Mitchell is reminiscent of a centerfield version of Evan White in college. A highly athletic, potential star defender with raw power that far outweighs current game power and an improving hit tool/approach. A legitimate 80 runner at 6-3 205, Mitchell covers a lot of ground in center, which he compliments with his plus arm. While Mitchell has yet to unlock it in games, he has plus to double plus raw power and could continue to unlock it (as did White). Mitchell greatly improved his approach in 2020, narrowing his zone as pitchers pitched around him in 2020. When it’s all said and done, Mitchell is a high floor player based off of his defensive value and base paths alone with a true superstar ceiling if he can unlock his game power. It’s a five tool skillset.  [Prospectslive.com]

Pete Crow-Armstrong, OF, Harvard-Westlake

Let's get the fun part out of the way first. Crow-Armstrong's mom is actress Ashley Crow, who played the mom in Little Big League, and also starred in Minority Report and other movies. Here's just a little more on the Vanderbilt commit, who many describe as one of the most polished prospects in the draft (and a top 20 prospect):

Before his senior season was halted, Crow-Armstrong was hitting .514 in 10 games for Harvard-Westlake, with just one strikeout in 42 at-bats. As a junior, he hit .426 with three home runs and five triples.
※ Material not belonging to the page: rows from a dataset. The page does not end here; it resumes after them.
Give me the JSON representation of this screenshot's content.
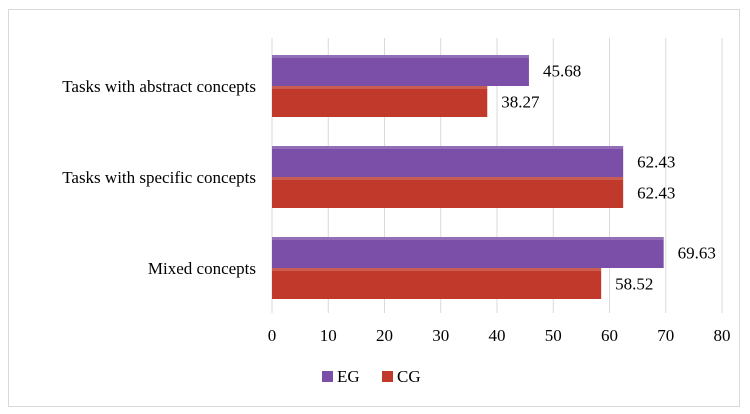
{
  "chart_data": {
    "type": "bar",
    "orientation": "horizontal",
    "categories": [
      "Tasks with abstract concepts",
      "Tasks with specific concepts",
      "Mixed concepts"
    ],
    "series": [
      {
        "name": "EG",
        "values": [
          45.68,
          62.43,
          69.63
        ],
        "color": "#7b4fa8"
      },
      {
        "name": "CG",
        "values": [
          38.27,
          62.43,
          58.52
        ],
        "color": "#c0392b"
      }
    ],
    "title": "",
    "xlabel": "",
    "ylabel": "",
    "xlim": [
      0,
      80
    ],
    "ticks": [
      0,
      10,
      20,
      30,
      40,
      50,
      60,
      70,
      80
    ],
    "grid": true,
    "legend": "bottom"
  }
}
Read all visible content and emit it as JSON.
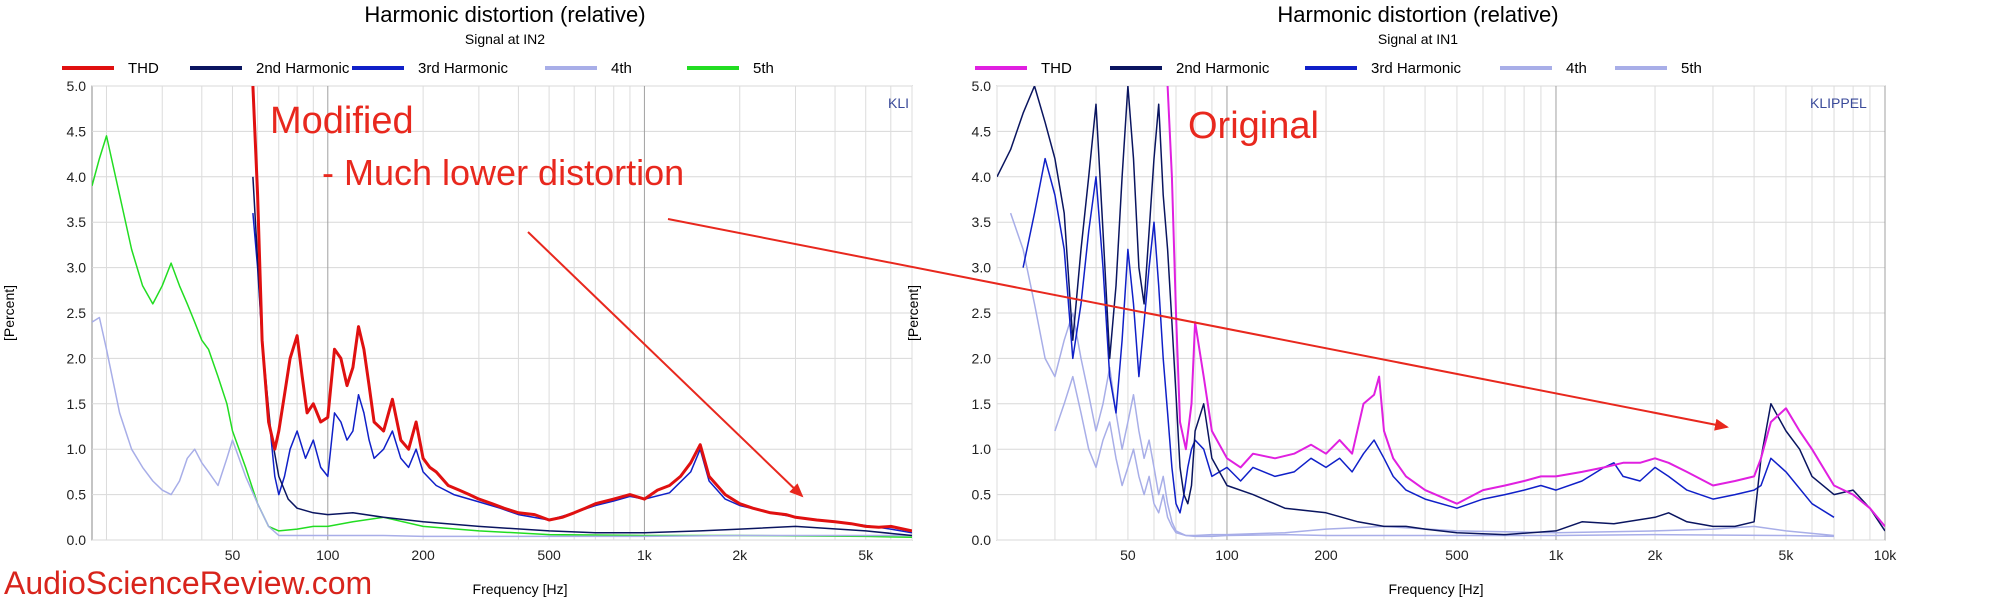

But his speed and outfield play are his highest-graded tools right now -- Crow-Armstrong might be the best defensive outfielder in the 2020 Draft class. He's the type of dynamic all-around athlete who reminds some scouts of Grady Sizemore.  [MLB.com]
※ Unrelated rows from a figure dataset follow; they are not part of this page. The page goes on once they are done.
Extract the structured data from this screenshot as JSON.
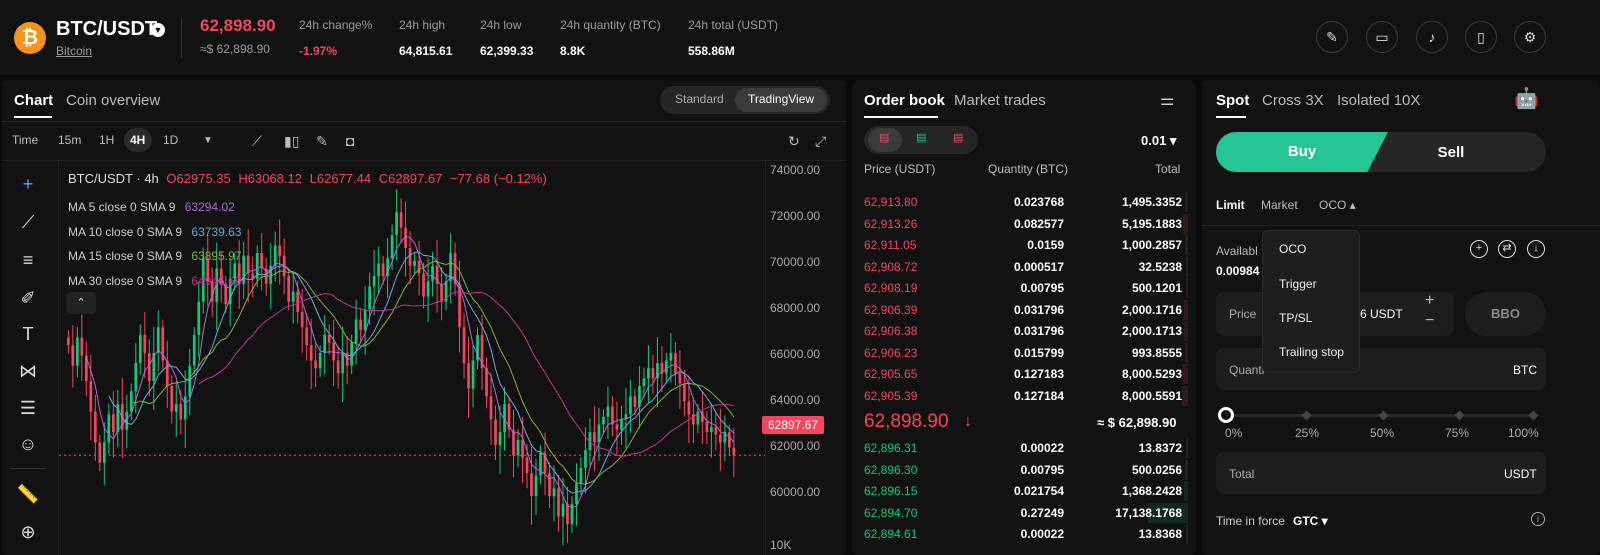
{
  "header": {
    "pair": "BTC/USDT",
    "coin_name": "Bitcoin",
    "price": "62,898.90",
    "price_usd": "≈$ 62,898.90",
    "stats": [
      {
        "label": "24h change%",
        "value": "-1.97%"
      },
      {
        "label": "24h high",
        "value": "64,815.61"
      },
      {
        "label": "24h low",
        "value": "62,399.33"
      },
      {
        "label": "24h quantity (BTC)",
        "value": "8.8K"
      },
      {
        "label": "24h total (USDT)",
        "value": "558.86M"
      }
    ]
  },
  "chart": {
    "tabs": [
      "Chart",
      "Coin overview"
    ],
    "modes": [
      "Standard",
      "TradingView"
    ],
    "time_label": "Time",
    "intervals": [
      "15m",
      "1H",
      "4H",
      "1D"
    ],
    "legend": {
      "title": "BTC/USDT · 4h",
      "o": "O62975.35",
      "h": "H63068.12",
      "l": "L62677.44",
      "c": "C62897.67",
      "chg": "−77.68 (−0.12%)"
    },
    "ma": [
      {
        "label": "MA 5 close 0 SMA 9",
        "value": "63294.02",
        "color": "#b069d6"
      },
      {
        "label": "MA 10 close 0 SMA 9",
        "value": "63739.63",
        "color": "#6fa8dc"
      },
      {
        "label": "MA 15 close 0 SMA 9",
        "value": "63895.97",
        "color": "#7cb342"
      },
      {
        "label": "MA 30 close 0 SMA 9",
        "value": "64946.60",
        "color": "#c2378c"
      }
    ],
    "axis": [
      "74000.00",
      "72000.00",
      "70000.00",
      "68000.00",
      "66000.00",
      "64000.00",
      "62000.00",
      "60000.00"
    ],
    "last_price": "62897.67",
    "volume_axis": "10K"
  },
  "chart_data": {
    "type": "candlestick",
    "ylim": [
      59000,
      74400
    ],
    "last": 62897.67,
    "closes": [
      67200,
      66400,
      67500,
      66800,
      65800,
      64600,
      63400,
      62600,
      63400,
      64500,
      63800,
      64900,
      63900,
      64600,
      65400,
      66500,
      67600,
      66900,
      65800,
      66900,
      67900,
      66600,
      65600,
      64600,
      64900,
      64300,
      65200,
      66400,
      67600,
      68900,
      70600,
      69700,
      68900,
      70200,
      69600,
      68800,
      69800,
      70400,
      69600,
      70700,
      70000,
      69800,
      70800,
      70200,
      69600,
      70300,
      71100,
      70700,
      69900,
      68900,
      69300,
      68500,
      67900,
      67200,
      66600,
      66300,
      66900,
      67600,
      67300,
      66600,
      66100,
      66900,
      66400,
      67300,
      68200,
      67800,
      68600,
      69500,
      69900,
      70400,
      69900,
      70600,
      71500,
      72400,
      71800,
      71000,
      70300,
      70500,
      70000,
      69100,
      69700,
      70300,
      69600,
      68900,
      69700,
      70800,
      69600,
      67900,
      66500,
      65500,
      66600,
      67600,
      66300,
      65200,
      64300,
      63300,
      63800,
      64900,
      63900,
      62900,
      63500,
      62800,
      62200,
      61300,
      62100,
      63000,
      62200,
      61300,
      61600,
      60500,
      61000,
      60200,
      61000,
      61800,
      62400,
      63100,
      63800,
      63400,
      64100,
      64400,
      64800,
      64100,
      63900,
      64300,
      64500,
      65200,
      64800,
      65600,
      65900,
      66300,
      65900,
      66500,
      66100,
      66600,
      66900,
      66100,
      65700,
      65000,
      64500,
      64100,
      64600,
      64200,
      63800,
      64000,
      63700,
      63400,
      63800,
      63200,
      62900
    ]
  },
  "orderbook": {
    "tabs": [
      "Order book",
      "Market trades"
    ],
    "precision": "0.01",
    "headers": [
      "Price (USDT)",
      "Quantity (BTC)",
      "Total"
    ],
    "asks": [
      [
        "62,913.80",
        "0.023768",
        "1,495.3352"
      ],
      [
        "62,913.26",
        "0.082577",
        "5,195.1883"
      ],
      [
        "62,911.05",
        "0.0159",
        "1,000.2857"
      ],
      [
        "62,908.72",
        "0.000517",
        "32.5238"
      ],
      [
        "62,908.19",
        "0.00795",
        "500.1201"
      ],
      [
        "62,906.39",
        "0.031796",
        "2,000.1716"
      ],
      [
        "62,906.38",
        "0.031796",
        "2,000.1713"
      ],
      [
        "62,906.23",
        "0.015799",
        "993.8555"
      ],
      [
        "62,905.65",
        "0.127183",
        "8,000.5293"
      ],
      [
        "62,905.39",
        "0.127184",
        "8,000.5591"
      ]
    ],
    "mid": "62,898.90",
    "mid_arrow": "↓",
    "mid_usd": "≈ $ 62,898.90",
    "bids": [
      [
        "62,896.31",
        "0.00022",
        "13.8372"
      ],
      [
        "62,896.30",
        "0.00795",
        "500.0256"
      ],
      [
        "62,896.15",
        "0.021754",
        "1,368.2428"
      ],
      [
        "62,894.70",
        "0.27249",
        "17,138.1768"
      ],
      [
        "62,894.61",
        "0.00022",
        "13.8368"
      ]
    ]
  },
  "trade": {
    "tabs": [
      "Spot",
      "Cross 3X",
      "Isolated 10X"
    ],
    "buy": "Buy",
    "sell": "Sell",
    "types": [
      "Limit",
      "Market",
      "OCO ▴"
    ],
    "oco_menu": [
      "OCO",
      "Trigger",
      "TP/SL",
      "Trailing stop"
    ],
    "available": "Availabl",
    "available_val": "0.00984",
    "price_label": "Price",
    "price_val": "6 USDT",
    "bbo": "BBO",
    "qty_label": "Quanti",
    "qty_unit": "BTC",
    "pcts": [
      "0%",
      "25%",
      "50%",
      "75%",
      "100%"
    ],
    "total_label": "Total",
    "total_unit": "USDT",
    "tif": "Time in force",
    "tif_val": "GTC ▾"
  }
}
IT'S ABOUT WHO YOU KNOW... 

There are a handful of players in the pool for the 2020 draft who have local connections.

Kyle Nicolas, Ball State

The gun-slinging pitcher from Ball State is the 60th prospect in the draft and expected to go somewhere before Round 3. His uncle is Todd Blackledge, a player known to many locals from his days as Penn State QB when they won a National Title in 1982.

Dante Girardi, HS

Yes, that's Joe Girardi's son. He is a star shortstop at Calvary Christian Academy in Florida but is ranked outside the top 200 (there are going to be around 160 picks made). But, you never know. A lack of regular scouting and 2020 season will surely have players slotted differently on every draft board.

Jaren Shelby, Kentucky

Shelby is a talented outfielder who is great with the bat and the son of John Shelby, a two-time World Series winner with the Orioles and Dodgers. But his Philly connection is through his cousin, Josh Harrison, who is a Phillies bench piece (and one-time Pirates star).

Casey Dykstra, Azusa Pacific

Everyone reading this will know what family Casey belongs to, as his famous uncle was a star Phillies outfielder in the 1990s. He could be the fourth Dykstra drafted.